How Uber’s big settlement may make things worse for its drivers
If there’s one thing the ride-hailing company Uber has become great at, it’s identifying legal threats to its business model. That’s the reality behind its $84-million settlement Thursday of two federal class-action cases brought by drivers. The cases could have forced Uber to classify its drivers as employees, not independent contractors, a change that could impose billions of dollars in costs on the company, eroding its potential profitability and its supposed value.
The deal covers about 385,000 drivers, who pay their own expenses while serving passengers sent their way via Uber’s mobile phone app. Uber sets the fares, regiments much of the drivers’ work activities and behavior, and takes more than 20% off the top. The lawsuits asserted that these conditions make the drivers tantamount to employees, despite Uber’s contention that they’re free to drive when and where they choose.
If we had not settled, there were some serious risks that all we have fought for - and have achieved - could be taken away.Shannon Liss-Riordan, attorney for Uber drivers
The settlement, which could rise to $100 million if Uber goes public at a valuation well beyond its current private market value of more than $60 billion, doesn’t resolve whether the drivers are employees. Other lawsuits over that issue are pending, as well as union initiatives and an investigation by the National Labor Relations Board. The settlement does, however, underscore that litigation can be a thin reed for workers trying to redress inequities in the workplace. It’s expensive and time-consuming, and the outcome anything but certain.
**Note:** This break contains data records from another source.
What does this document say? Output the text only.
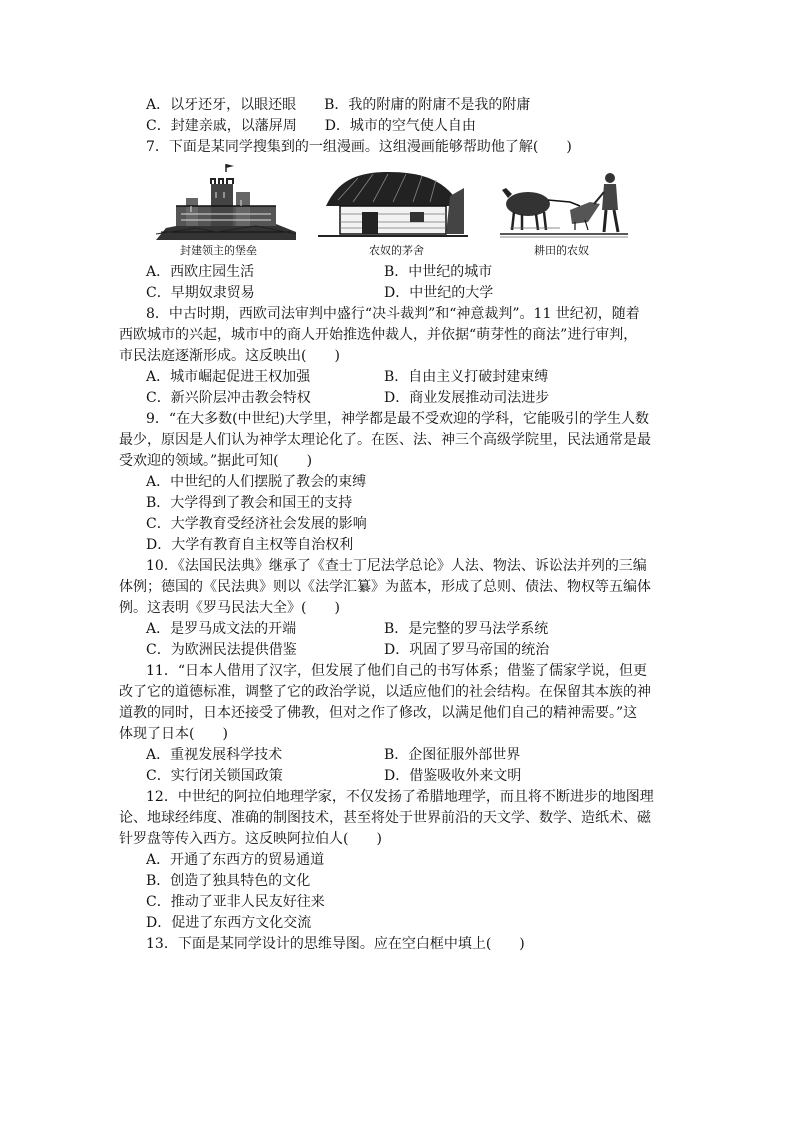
A．以牙还牙，以眼还眼　　B．我的附庸的附庸不是我的附庸
C．封建亲戚，以藩屏周　　D．城市的空气使人自由
7．下面是某同学搜集到的一组漫画。这组漫画能够帮助他了解(　　)
封建领主的堡垒	农奴的茅舍	耕田的农奴
A．西欧庄园生活	B．中世纪的城市
C．早期奴隶贸易	D．中世纪的大学
8．中古时期，西欧司法审判中盛行“决斗裁判”和“神意裁判”。11 世纪初，随着
西欧城市的兴起，城市中的商人开始推选仲裁人，并依据“萌芽性的商法”进行审判，
市民法庭逐渐形成。这反映出(　　)
A．城市崛起促进王权加强	B．自由主义打破封建束缚
C．新兴阶层冲击教会特权	D．商业发展推动司法进步
9．“在大多数(中世纪)大学里，神学都是最不受欢迎的学科，它能吸引的学生人数
最少，原因是人们认为神学太理论化了。在医、法、神三个高级学院里，民法通常是最
受欢迎的领域。”据此可知(　　)
A．中世纪的人们摆脱了教会的束缚
B．大学得到了教会和国王的支持
C．大学教育受经济社会发展的影响
D．大学有教育自主权等自治权利
10．《法国民法典》继承了《查士丁尼法学总论》人法、物法、诉讼法并列的三编
体例；德国的《民法典》则以《法学汇纂》为蓝本，形成了总则、债法、物权等五编体
例。这表明《罗马民法大全》(　　)
A．是罗马成文法的开端	B．是完整的罗马法学系统
C．为欧洲民法提供借鉴	D．巩固了罗马帝国的统治
11．“日本人借用了汉字，但发展了他们自己的书写体系；借鉴了儒家学说，但更
改了它的道德标准，调整了它的政治学说，以适应他们的社会结构。在保留其本族的神
道教的同时，日本还接受了佛教，但对之作了修改，以满足他们自己的精神需要。”这
体现了日本(　　)
A．重视发展科学技术	B．企图征服外部世界
C．实行闭关锁国政策	D．借鉴吸收外来文明
12．中世纪的阿拉伯地理学家，不仅发扬了希腊地理学，而且将不断进步的地图理
论、地球经纬度、准确的制图技术，甚至将处于世界前沿的天文学、数学、造纸术、磁
针罗盘等传入西方。这反映阿拉伯人(　　)
A．开通了东西方的贸易通道
B．创造了独具特色的文化
C．推动了亚非人民友好往来
D．促进了东西方文化交流
13．下面是某同学设计的思维导图。应在空白框中填上(　　)
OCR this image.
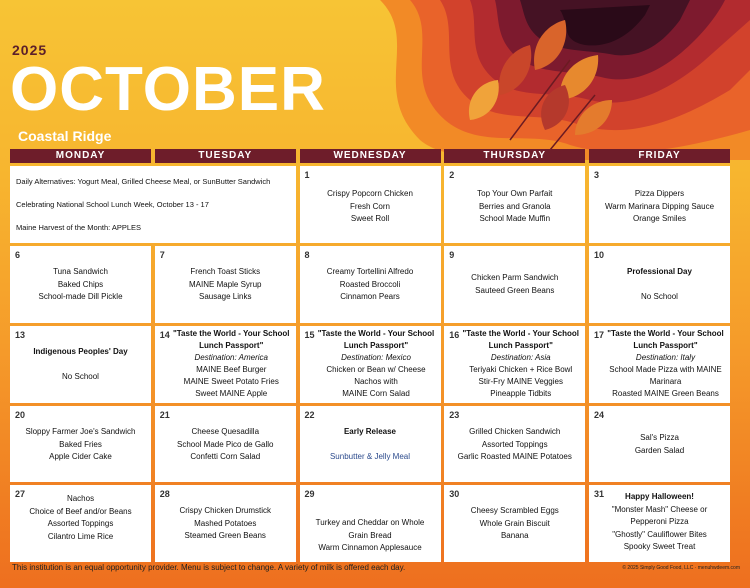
2025
OCTOBER
Coastal Ridge
MONDAY	TUESDAY	WEDNESDAY	THURSDAY	FRIDAY

Daily Alternatives: Yogurt Meal, Grilled Cheese Meal, or SunButter Sandwich

Celebrating National School Lunch Week, October 13 - 17

Maine Harvest of the Month: APPLES

1
Crispy Popcorn Chicken
Fresh Corn
Sweet Roll
2
Top Your Own Parfait
Berries and Granola
School Made Muffin
3
Pizza Dippers
Warm Marinara Dipping Sauce
Orange Smiles
6
Tuna Sandwich
Baked Chips
School-made Dill Pickle
7
French Toast Sticks
MAINE Maple Syrup
Sausage Links
8
Creamy Tortellini Alfredo
Roasted Broccoli
Cinnamon Pears
9
Chicken Parm Sandwich
Sauteed Green Beans
10
Professional Day
No School
13
Indigenous Peoples' Day
No School
14 "Taste the World - Your School Lunch Passport"
Destination: America
MAINE Beef Burger
MAINE Sweet Potato Fries
Sweet MAINE Apple
15 "Taste the World - Your School Lunch Passport"
Destination: Mexico
Chicken or Bean w/ Cheese
Nachos with
MAINE Corn Salad
16 "Taste the World - Your School Lunch Passport"
Destination: Asia
Teriyaki Chicken + Rice Bowl
Stir-Fry MAINE Veggies
Pineapple Tidbits
17 "Taste the World - Your School Lunch Passport"
Destination: Italy
School Made Pizza with MAINE
Marinara
Roasted MAINE Green Beans
20
Sloppy Farmer Joe's Sandwich
Baked Fries
Apple Cider Cake
21
Cheese Quesadilla
School Made Pico de Gallo
Confetti Corn Salad
22
Early Release
Sunbutter & Jelly Meal
23
Grilled Chicken Sandwich
Assorted Toppings
Garlic Roasted MAINE Potatoes
24
Sal's Pizza
Garden Salad
27	Nachos
Choice of Beef and/or Beans
Assorted Toppings
Cilantro Lime Rice
28
Crispy Chicken Drumstick
Mashed Potatoes
Steamed Green Beans
29
Turkey and Cheddar on Whole
Grain Bread
Warm Cinnamon Applesauce
30
Cheesy Scrambled Eggs
Whole Grain Biscuit
Banana
31	Happy Halloween!
"Monster Mash" Cheese or
Pepperoni Pizza
"Ghostly" Cauliflower Bites
Spooky Sweet Treat
This institution is an equal opportunity provider. Menu is subject to change. A variety of milk is offered each day.	© 2025 Simply Good Food, LLC · menuhwdeem.com
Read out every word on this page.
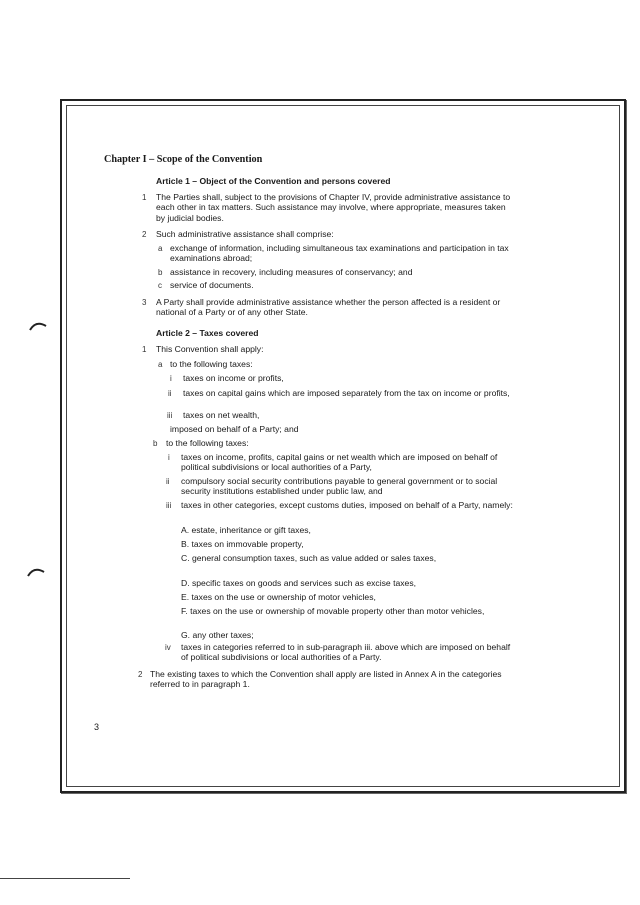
Chapter I – Scope of the Convention
Article 1 – Object of the Convention and persons covered
1 The Parties shall, subject to the provisions of Chapter IV, provide administrative assistance to each other in tax matters. Such assistance may involve, where appropriate, measures taken by judicial bodies.
2 Such administrative assistance shall comprise:
a exchange of information, including simultaneous tax examinations and participation in tax examinations abroad;
b assistance in recovery, including measures of conservancy; and
c service of documents.
3 A Party shall provide administrative assistance whether the person affected is a resident or national of a Party or of any other State.
Article 2 – Taxes covered
1 This Convention shall apply:
a to the following taxes:
i taxes on income or profits,
ii taxes on capital gains which are imposed separately from the tax on income or profits,
iii taxes on net wealth,
imposed on behalf of a Party; and
b to the following taxes:
i taxes on income, profits, capital gains or net wealth which are imposed on behalf of political subdivisions or local authorities of a Party,
ii compulsory social security contributions payable to general government or to social security institutions established under public law, and
iii taxes in other categories, except customs duties, imposed on behalf of a Party, namely:
A. estate, inheritance or gift taxes,
B. taxes on immovable property,
C. general consumption taxes, such as value added or sales taxes,
D. specific taxes on goods and services such as excise taxes,
E. taxes on the use or ownership of motor vehicles,
F. taxes on the use or ownership of movable property other than motor vehicles,
G. any other taxes;
iv taxes in categories referred to in sub-paragraph iii. above which are imposed on behalf of political subdivisions or local authorities of a Party.
2 The existing taxes to which the Convention shall apply are listed in Annex A in the categories referred to in paragraph 1.
3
“If we chose not to settle this case, we faced risks,” said Shannon Liss-Riordan, the attorney for the drivers, in a prepared statement. Among these was “the risk that a jury in San Francisco (where Uber is everywhere and quite popular) may not side with the drivers over Uber.” Liss-Riordan also seemed to be rattled by a recent ruling by a federal appeals court in San Francisco that placed the class designation in one of the two cases under new scrutiny, with the possibility it could be overturned. (The second case was filed in federal court in Boston.)
“If we had not settled,” she said, “there were some serious risks that all we have fought for - and have achieved - could be taken away.” She added, “Importantly, the case is being settled - not decided. No court has decided here whether Uber drivers are employees or independent contractors and that debate will not end here.” We’ve reached out to Liss-Riordan with questions about the deal, and will update if we hear back.
The key question left unanswered by the settlement announcement is whether the drivers are receiving enough in return for what they’re giving up. As is often the case with class settlements, the big headline number obscures how little trickles down to the plaintiffs. In this deal, drivers with the most time and mileage recorded with Uber are in line to receive one-time payments up to about $8,000. The typical driver, however, will receive far less from a settlement pool that averages out to $218 per driver.
Nothing fundamental in the balance of income and expenses will change as a result of the deal--drivers will still be on the hook for gas, insurance and wear-and-tear on their vehicles, and Uber will retain the right to set fares and extract fees and commissions of more than 20%.
Yet settlement of the cases is surely a good deal for Uber by removing what it plainly regarded as a massive threat. Had the litigation continued, it might have put the company’s entire business model on trial, exposing the degree to which the economic benefits of the so-called “gig economy” flow heavily, even exclusively, toward investors and executives at the expense of those providing the core service. The lawsuits were closely watched by other companies profiting from “independent contractor” labor, including fast-food restaurants, which are also fighting off NLRB initiatives to force them to give workers the full panoply of rights as employees, including better pay, benefits and working conditions. Settlement of the case could vastly reduce the leverage of worker advocates and government agencies alike to reduce the exploitation of “non-employee” workers.
Uber is portraying the deal as an unalloyed victory -- for drivers. According to a statement issued over the name of Uber CEO and co-founder Travis Kalanick, “drivers value their independence — the freedom to push a button rather than punch a clock, to use Uber and Lyft simultaneously, to drive most of the week or for just a few hours.”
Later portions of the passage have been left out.